True, 14 billion coins is a large number. But the downtrend is clear.

We can speculate about when the last coin will be struck and the last coin will be spent in a real economic transaction.

No one can know for sure when it will be, but that day is coming.

On our way to the future, we will have to figure out how to conduct transactions without coins and without power.

Buzz blogger Dave Harper won the Numismatic Literary Guild Award for Best Blog for the third time in 2017 . He is editor of the weekly newspaper “Numismatic News.”

• Like this blog? Read more by subscribing to Numismatic News.

This entry was posted in Buzz. Bookmark the permalink.
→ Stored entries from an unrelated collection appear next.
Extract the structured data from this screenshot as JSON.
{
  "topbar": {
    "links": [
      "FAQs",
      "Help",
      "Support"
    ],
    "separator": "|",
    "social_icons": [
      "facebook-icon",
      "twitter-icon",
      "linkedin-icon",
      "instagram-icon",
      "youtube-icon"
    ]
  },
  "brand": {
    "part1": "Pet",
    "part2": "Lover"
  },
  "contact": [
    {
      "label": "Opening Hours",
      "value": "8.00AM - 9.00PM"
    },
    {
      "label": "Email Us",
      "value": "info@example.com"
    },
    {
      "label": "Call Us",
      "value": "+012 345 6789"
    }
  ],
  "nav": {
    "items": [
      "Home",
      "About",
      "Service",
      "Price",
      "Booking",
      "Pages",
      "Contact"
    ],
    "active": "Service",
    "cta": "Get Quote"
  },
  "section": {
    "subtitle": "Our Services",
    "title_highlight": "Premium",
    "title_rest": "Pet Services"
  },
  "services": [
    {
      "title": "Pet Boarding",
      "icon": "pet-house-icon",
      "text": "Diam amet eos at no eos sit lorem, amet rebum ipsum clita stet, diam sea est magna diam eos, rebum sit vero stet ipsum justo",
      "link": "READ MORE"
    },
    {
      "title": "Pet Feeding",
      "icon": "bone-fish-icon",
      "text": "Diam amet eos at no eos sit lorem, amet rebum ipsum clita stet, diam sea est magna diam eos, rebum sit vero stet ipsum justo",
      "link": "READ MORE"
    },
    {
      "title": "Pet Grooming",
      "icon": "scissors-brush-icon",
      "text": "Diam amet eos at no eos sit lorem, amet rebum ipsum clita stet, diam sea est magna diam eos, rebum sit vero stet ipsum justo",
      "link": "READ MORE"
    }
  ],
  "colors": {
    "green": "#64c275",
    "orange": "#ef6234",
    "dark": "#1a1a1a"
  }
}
One Response to Not yet time to throw coins away

  1. Vachon says:

    I would like to know why people tolerate the production of coins with no purchasing power? Talk from old-time collectors shows how coins were once useful in the economy but (and especially) since the 1970s, their purchasing power has eroded considerably but this erosion has not let to the production of coins (and cessation of corresponding paper money) that do have purchasing power.

    ATMs usually only dispense in $20 increments suggesting the $20 bill is the $1 bill of today’s economy so why not $10, $5, and $2 coins? Not sure what they would/could be made of, but at least they could buy things. Why produce anything less than a quarter-dollar at today’s prices? That’s what I find weird. Like, shouldn’t the cent have ended when vending machines stopped taking them at the latest?

    And don’t get me wrong, I’d rather see purchasing power restored to our existing monetary system over time than to abandon low-denominations wholesale if only because cents and nickels are the only old coins remaining in circulation for new collectors to find.